Autor: Padre Marcelo Rivas Sánchez 

Web del Padre

 

 

 

Ocultar los temores es crear unos mayores que vencen y doblegan. Los Apóstoles habían caído en un desanimo total. La mirada fresca de la cruz del gólgota los hacía temblar. Ellos no podían, ni tenían fuerzas para comprender todo aquel episodio que en una tarde o mejor dicho en un anoche y tarde se les presentó. Por eso no puedo condenar a esos primeros cristianos, pues el día que murió mi madre también quise correr, gritar y preguntarle a Dios mil veces ¿Por qué?

 

            Lo importante era volver a esa Carta de los Hebreos 10,34 donde hay un reconocimiento al recuerdo de haber comido y bebido con él después de la Resurrección. Es una buena forma para volver a la realidad. Jesús fue visto. No era ningún aparecido o fantasma. Era alguien real. Ese alguien es Jesús. Ante esta verdad el salmista tiene que gritar: “Éste es el día que hizo el Señor, sea nuestra alegría y nuestro gozo” (Salmo 117)

 

            Cuando los apóstoles descubren, en medio del terrible dolor, a ese Jesús vivo aprenden a perder y a sacar de esa pérdida una muestra segura para continuar el camino. Es como la poca agua que se toma en el paso de la caminata larga que tiene que continuar y con ese sorbo basta para proseguir. Ellos, afectos a Jesús en sus días de gloria: agua por vino, pocos panes y peces en mucha comida, la mirada del ciego de nacimiento o la carrera del cojo frente a sus piernas sanadas, lo están comprendiendo pero les toca mirar un poquito más allá de los simples temores o caprichos de los débiles de correr o esconderse.
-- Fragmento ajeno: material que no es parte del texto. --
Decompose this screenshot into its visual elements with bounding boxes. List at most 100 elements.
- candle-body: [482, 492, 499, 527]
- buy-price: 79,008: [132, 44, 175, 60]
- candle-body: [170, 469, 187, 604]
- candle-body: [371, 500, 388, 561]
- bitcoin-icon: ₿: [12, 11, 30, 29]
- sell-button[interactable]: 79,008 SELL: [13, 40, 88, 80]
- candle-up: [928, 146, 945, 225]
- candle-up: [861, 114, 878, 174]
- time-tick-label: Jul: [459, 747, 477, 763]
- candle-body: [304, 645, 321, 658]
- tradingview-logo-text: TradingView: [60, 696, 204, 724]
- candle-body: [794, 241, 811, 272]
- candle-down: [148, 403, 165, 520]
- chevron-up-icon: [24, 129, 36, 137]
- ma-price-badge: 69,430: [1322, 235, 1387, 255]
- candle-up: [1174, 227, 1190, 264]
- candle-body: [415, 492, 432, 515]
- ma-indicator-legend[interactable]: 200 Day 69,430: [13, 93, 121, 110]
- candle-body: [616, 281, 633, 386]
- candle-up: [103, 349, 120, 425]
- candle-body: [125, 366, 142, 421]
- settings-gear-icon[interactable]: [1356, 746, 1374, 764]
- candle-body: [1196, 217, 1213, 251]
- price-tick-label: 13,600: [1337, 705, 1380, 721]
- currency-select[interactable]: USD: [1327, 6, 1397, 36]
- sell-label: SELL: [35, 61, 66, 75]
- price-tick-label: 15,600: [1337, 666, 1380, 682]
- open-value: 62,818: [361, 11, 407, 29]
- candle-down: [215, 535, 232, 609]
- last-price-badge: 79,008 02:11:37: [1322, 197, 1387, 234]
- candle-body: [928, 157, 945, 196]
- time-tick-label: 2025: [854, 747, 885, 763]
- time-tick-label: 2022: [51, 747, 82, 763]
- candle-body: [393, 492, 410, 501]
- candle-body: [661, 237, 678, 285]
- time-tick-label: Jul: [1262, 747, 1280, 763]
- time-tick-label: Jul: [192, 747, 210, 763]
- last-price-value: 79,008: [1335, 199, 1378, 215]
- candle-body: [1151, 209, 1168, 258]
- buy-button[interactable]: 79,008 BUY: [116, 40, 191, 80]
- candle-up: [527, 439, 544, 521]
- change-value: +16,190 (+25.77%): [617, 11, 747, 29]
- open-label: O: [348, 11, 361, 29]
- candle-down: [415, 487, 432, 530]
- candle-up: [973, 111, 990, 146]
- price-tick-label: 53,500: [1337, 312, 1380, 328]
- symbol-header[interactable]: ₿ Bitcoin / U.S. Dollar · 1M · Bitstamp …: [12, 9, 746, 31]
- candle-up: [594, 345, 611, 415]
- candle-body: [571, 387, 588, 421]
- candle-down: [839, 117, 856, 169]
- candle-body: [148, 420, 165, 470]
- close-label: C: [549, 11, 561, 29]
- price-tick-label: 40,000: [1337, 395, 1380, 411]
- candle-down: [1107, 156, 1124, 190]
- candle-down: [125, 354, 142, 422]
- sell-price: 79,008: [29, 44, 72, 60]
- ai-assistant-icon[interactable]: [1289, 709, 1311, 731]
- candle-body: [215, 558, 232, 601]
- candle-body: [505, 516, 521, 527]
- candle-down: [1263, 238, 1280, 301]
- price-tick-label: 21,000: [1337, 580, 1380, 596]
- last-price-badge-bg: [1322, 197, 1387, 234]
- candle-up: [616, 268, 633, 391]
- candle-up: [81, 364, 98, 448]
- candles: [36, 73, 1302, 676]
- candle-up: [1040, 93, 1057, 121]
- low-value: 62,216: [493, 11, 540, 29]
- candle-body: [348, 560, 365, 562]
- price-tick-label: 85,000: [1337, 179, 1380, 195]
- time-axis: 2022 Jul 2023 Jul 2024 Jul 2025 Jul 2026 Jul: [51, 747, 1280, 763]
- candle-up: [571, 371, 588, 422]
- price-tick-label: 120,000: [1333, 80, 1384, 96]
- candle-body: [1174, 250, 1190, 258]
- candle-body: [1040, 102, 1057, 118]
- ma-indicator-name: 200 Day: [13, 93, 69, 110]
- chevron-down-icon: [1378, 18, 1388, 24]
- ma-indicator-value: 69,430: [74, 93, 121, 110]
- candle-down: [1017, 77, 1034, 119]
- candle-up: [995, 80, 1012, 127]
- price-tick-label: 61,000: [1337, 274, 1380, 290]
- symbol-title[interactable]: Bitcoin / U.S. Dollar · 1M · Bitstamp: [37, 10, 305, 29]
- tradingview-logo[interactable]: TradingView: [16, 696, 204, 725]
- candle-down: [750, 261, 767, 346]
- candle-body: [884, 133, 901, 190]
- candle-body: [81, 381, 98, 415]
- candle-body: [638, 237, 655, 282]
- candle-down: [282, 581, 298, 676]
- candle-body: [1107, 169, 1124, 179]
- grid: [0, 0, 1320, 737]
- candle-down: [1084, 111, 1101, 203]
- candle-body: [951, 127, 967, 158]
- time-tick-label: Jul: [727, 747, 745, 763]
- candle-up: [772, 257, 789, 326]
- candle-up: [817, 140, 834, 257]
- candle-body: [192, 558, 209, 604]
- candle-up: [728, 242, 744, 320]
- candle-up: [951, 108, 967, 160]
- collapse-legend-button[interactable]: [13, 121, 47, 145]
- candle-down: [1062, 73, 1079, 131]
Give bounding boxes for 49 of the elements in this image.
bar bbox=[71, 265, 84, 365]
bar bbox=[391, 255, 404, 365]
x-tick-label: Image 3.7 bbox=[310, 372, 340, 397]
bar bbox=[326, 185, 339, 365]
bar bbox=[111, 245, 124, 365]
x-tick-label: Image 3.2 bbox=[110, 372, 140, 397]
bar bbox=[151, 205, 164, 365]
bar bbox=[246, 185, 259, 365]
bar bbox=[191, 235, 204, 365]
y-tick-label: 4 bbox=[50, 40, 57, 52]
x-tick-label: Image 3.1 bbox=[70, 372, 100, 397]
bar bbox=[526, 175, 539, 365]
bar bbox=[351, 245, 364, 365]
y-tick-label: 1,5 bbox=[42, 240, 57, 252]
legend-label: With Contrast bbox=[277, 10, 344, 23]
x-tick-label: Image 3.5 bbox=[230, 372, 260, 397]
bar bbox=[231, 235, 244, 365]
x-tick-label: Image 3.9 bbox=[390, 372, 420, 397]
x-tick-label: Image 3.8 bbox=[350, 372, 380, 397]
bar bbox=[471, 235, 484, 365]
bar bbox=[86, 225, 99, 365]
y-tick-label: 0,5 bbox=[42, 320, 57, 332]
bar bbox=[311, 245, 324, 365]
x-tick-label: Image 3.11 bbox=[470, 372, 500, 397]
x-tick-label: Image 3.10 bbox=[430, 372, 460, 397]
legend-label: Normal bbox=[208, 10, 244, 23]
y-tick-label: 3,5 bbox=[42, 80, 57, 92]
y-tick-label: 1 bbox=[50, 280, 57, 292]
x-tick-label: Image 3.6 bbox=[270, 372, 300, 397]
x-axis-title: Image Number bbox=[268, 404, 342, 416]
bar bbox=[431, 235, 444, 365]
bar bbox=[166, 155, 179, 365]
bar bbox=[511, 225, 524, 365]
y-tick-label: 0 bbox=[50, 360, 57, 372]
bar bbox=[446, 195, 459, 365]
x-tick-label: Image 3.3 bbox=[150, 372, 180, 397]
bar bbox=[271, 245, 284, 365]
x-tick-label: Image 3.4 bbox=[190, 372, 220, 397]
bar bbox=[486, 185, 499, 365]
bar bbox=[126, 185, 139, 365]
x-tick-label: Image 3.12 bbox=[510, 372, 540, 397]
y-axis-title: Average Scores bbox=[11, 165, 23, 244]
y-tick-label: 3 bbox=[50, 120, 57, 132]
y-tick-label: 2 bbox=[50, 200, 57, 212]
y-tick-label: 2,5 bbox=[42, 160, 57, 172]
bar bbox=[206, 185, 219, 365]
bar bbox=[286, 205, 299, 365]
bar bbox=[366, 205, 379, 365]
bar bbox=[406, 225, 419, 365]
Al mirar a lo alto despiertan la fe y es, cuando de forma clara, pueden ver gracias a la luz de la resurrección la gran verdad. Por eso en Colosenses 3,1-4 leemos:”Busquen los bienes de arriba, donde está Cristo”. No es lo rastrero lo que indica la fuerza de esa luz, sino la mirada grande y amplia para ver más allá del dolor en el olor de la sangre en la muerte de Cristo, sino descubrir con la claridad de esa luz una gracia nueva y más fuerte: la Resurrección para dar abrigo y despertar una nueva vida en cada uno de los apóstoles.

 

            Recordemos que esta luz se hace necesaria porque no estaban preparados para contemplar tanto dolor y “tragedia” Esa Resurrección no estaba dentro de sus pensamientos y no es que la rechacen, sino que tardan en asumirla y amarla. Es, pues, esta luz la que les aclara todo lo sucedido (Juan 20,1-9).            

Descubren que sus vidas no están perdidas.

Descubren que lo sucedido a Jesús es una continuación de su obra y de su mensaje.

Descubren que la muerte no puede con Jesús y él la vence con la vida de la cual Jesús les había hablado pero ellos no entendieron.

Descubren una fuerza mayor a aquella del gólgota del dolor.

Descubren una vuelta a la unidad para buscar la fusión de llevar el mensaje a todos.

Descubren que ese dolor será realidad en cada uno y por tanto no volver a correr.

Descubren que la realidad dolorosa de la muerte no es el final sino un paso más para que el anuncio gozoso sea conocido por todos.

Descubren e interiorizan que el sufrimiento es parte del equipaje de ese anuncio vivo frente al temor por la dolencia y la persecución.

 

            Esa luz, no es otra cosa, que la fe despierta, clara y animada que sale de la oscurana del miedo y se profundiza en las primeras luces de una nueva vida que jamás será igual y menos encerrada. Es una especie de cambio trascendental en cada uno de los Apóstoles para que emprendan un largo camino hasta nuestros días. La luz sigue iluminando estos días y la consigna es seguir y no temer.